そのための後鳥羽の作戦は、非常に理にかなっていた。まず、関東の有力御家人に対し、北条義時追討の院宣を発して義時の直接の排除を狙い、次いで関東及び畿内・西国に対して北条義時追討の官宣旨を発して東国・西国の武士の動員を画策し、加えて身近に動員できる千騎ほどの兵を早急に集めた。

院宣で東国の武士が義時を討ってくれればそれでよし、さもなくば一戦して決めようという肚である。

しかし、情報を察知した鎌倉幕府は、驚愕・狼狽しながらもさらにその上をいく対応を見せる。まず院宣を配布している使者を早急に捕らえ、義時追討の院宣という情報が伝播するのを封じる。加えて、関東での迎撃ではなく出撃を決断し、動員も定かならない状態で、北条一門の泰時、時房らを出陣させる。さらに、教科書などで有名な北条政子の演説などを通じ、後鳥羽の意思が義時追討ではなく倒幕にあるという情報を流布し、関東を中心に、多くの武士を幕府側で決起させることに成功する。

出撃を是とする情勢判断をしたのは、三浦義村、三善康信、大江広元。決断をしたのは北条義時、北条政子。現場指揮官は北条泰時、北条時房など。こうした、司々で力を発揮して機能した幕府首脳部について、筆者は「チーム鎌倉」と称し、事実上独りで判断・決断を行った後鳥羽上皇との差異を明らかにし、幕府の勝因の一つとしている。

結局、幕府方は、尾張・美濃で上皇方と戦闘状態に入るまでに、十九万騎という大軍の動員に成功。どうにかかき集めて二万騎強という上皇方は尾張、美濃、瀬田、宇治などで奮戦するも相次いで破れ、乱は幕府の勝利として一か月ほどで終息した。

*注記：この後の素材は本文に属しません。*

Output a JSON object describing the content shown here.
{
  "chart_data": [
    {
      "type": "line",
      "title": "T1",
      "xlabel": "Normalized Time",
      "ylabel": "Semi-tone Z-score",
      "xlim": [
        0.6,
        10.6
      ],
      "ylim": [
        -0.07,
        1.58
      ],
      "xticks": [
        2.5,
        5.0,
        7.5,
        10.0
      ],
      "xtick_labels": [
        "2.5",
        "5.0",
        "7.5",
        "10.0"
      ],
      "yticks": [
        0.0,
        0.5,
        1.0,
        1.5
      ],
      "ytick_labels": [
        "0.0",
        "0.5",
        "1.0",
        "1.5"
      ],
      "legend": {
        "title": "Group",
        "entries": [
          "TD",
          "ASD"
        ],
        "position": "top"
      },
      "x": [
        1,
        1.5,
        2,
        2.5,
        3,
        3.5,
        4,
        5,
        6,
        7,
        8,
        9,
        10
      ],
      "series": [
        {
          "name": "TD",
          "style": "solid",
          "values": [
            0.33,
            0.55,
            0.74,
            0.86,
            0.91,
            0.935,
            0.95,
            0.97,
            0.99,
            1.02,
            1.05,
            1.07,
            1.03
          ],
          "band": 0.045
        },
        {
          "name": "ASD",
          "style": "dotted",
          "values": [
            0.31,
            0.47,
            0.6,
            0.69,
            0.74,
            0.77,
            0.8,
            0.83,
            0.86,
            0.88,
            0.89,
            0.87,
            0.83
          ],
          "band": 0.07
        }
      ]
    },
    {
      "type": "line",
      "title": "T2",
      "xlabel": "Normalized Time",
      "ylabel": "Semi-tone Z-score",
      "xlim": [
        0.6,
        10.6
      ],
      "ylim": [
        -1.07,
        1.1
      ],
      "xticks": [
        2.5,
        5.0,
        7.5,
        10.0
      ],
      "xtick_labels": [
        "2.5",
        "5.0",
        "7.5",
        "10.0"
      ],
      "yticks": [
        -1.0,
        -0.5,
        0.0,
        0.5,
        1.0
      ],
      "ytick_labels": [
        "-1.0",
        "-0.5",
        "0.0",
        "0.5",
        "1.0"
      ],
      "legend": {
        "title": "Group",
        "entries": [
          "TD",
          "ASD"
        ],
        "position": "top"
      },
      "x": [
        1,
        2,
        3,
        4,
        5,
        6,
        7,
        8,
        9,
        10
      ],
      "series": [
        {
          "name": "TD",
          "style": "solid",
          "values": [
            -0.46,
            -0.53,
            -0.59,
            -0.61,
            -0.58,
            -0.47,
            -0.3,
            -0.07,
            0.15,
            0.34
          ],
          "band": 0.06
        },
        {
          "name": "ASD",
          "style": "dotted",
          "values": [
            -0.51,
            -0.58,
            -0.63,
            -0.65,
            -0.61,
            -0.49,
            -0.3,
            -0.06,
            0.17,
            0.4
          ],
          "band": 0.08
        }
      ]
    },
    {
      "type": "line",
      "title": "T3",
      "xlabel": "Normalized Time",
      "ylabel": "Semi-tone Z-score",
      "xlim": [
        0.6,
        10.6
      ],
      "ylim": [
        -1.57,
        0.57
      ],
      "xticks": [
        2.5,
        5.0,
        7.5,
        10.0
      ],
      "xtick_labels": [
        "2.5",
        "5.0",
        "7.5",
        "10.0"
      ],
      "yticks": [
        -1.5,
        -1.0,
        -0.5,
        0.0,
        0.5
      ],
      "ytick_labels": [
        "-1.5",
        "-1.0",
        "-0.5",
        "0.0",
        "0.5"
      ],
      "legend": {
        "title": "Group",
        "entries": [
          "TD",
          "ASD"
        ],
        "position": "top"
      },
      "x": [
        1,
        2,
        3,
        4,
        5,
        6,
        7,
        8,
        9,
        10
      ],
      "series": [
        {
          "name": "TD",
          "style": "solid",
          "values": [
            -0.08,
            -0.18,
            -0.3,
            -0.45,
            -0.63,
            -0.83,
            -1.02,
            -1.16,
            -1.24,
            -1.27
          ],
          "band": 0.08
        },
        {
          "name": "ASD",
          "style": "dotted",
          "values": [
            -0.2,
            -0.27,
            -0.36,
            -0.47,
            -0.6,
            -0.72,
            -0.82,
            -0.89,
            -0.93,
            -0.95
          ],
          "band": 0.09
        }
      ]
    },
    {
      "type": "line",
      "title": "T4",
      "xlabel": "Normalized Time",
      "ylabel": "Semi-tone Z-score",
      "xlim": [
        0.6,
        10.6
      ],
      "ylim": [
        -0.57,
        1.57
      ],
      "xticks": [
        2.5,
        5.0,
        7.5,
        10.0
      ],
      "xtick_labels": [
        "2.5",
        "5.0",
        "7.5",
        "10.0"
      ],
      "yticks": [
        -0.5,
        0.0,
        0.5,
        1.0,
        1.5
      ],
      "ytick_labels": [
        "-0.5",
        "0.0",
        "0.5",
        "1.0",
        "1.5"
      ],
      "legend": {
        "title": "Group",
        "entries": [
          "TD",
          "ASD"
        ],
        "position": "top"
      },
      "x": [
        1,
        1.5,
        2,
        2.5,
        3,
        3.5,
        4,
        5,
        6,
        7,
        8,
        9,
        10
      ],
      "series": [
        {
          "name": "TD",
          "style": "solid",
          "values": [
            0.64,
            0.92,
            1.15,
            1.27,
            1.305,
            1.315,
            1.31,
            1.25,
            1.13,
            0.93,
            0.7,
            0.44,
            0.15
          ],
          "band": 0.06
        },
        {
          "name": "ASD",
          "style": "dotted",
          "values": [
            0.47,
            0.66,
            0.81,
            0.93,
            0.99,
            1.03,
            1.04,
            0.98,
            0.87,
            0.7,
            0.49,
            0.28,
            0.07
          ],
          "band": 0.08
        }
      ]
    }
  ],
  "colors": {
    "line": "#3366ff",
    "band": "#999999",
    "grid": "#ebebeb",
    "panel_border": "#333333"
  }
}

後鳥羽は隠岐に流罪となり、その子である順徳、土御門両上皇も流罪。三上皇の流罪という史上類の無い事態の他、上皇方となった多くの公卿、武士が、ある者は切られ、ある者は追放された。こうして、朝廷の権威・権限は大きく損なわれ、名実ともに、武士および幕府の時代が幕を開けるのである。

ここに至るまでには、多くの「たら、れば」が去来する。後鳥羽が親王将軍を認めていたならば。後鳥羽が院宣の配布をもっと多くの使者に委ねていたならば。幕府側が出撃ではなく迎撃策をとっていたならば。もし上皇側が勝っていたならば。そして何より、そもそも、実朝が公暁に殺されていなかったならば。

そこにあるのは、日本史上屈指の悲劇だった。

この本を読み、承久の乱に改めて思いをはせた後、あえて似た読後感を探すとするならば、幸田露伴の『運命』だろうかと思わされる。人々の様々な思惑が交錯し、当事者が思いもよらない悲劇に巻き込まれていくその様。

そういえば、保元の乱には『保元物語』、平治の乱には『平治物語』があり、その後の源平合戦には『平家物語』がある。加えて、鎌倉幕府滅亡には『太平記』があり、それぞれ国民的な叙事詩といっても過言ではない。もちろん、承久の乱にも軍記物はあるが、精読していないからかもしれないが、知名度の点で今ひとつの印象は否めない。

そこで、我こそはという現代作家が、この一大悲劇を一大叙事詩に仕立て上げてくれないものかと、一縷の望みを抱いてしまう今日この頃なんである。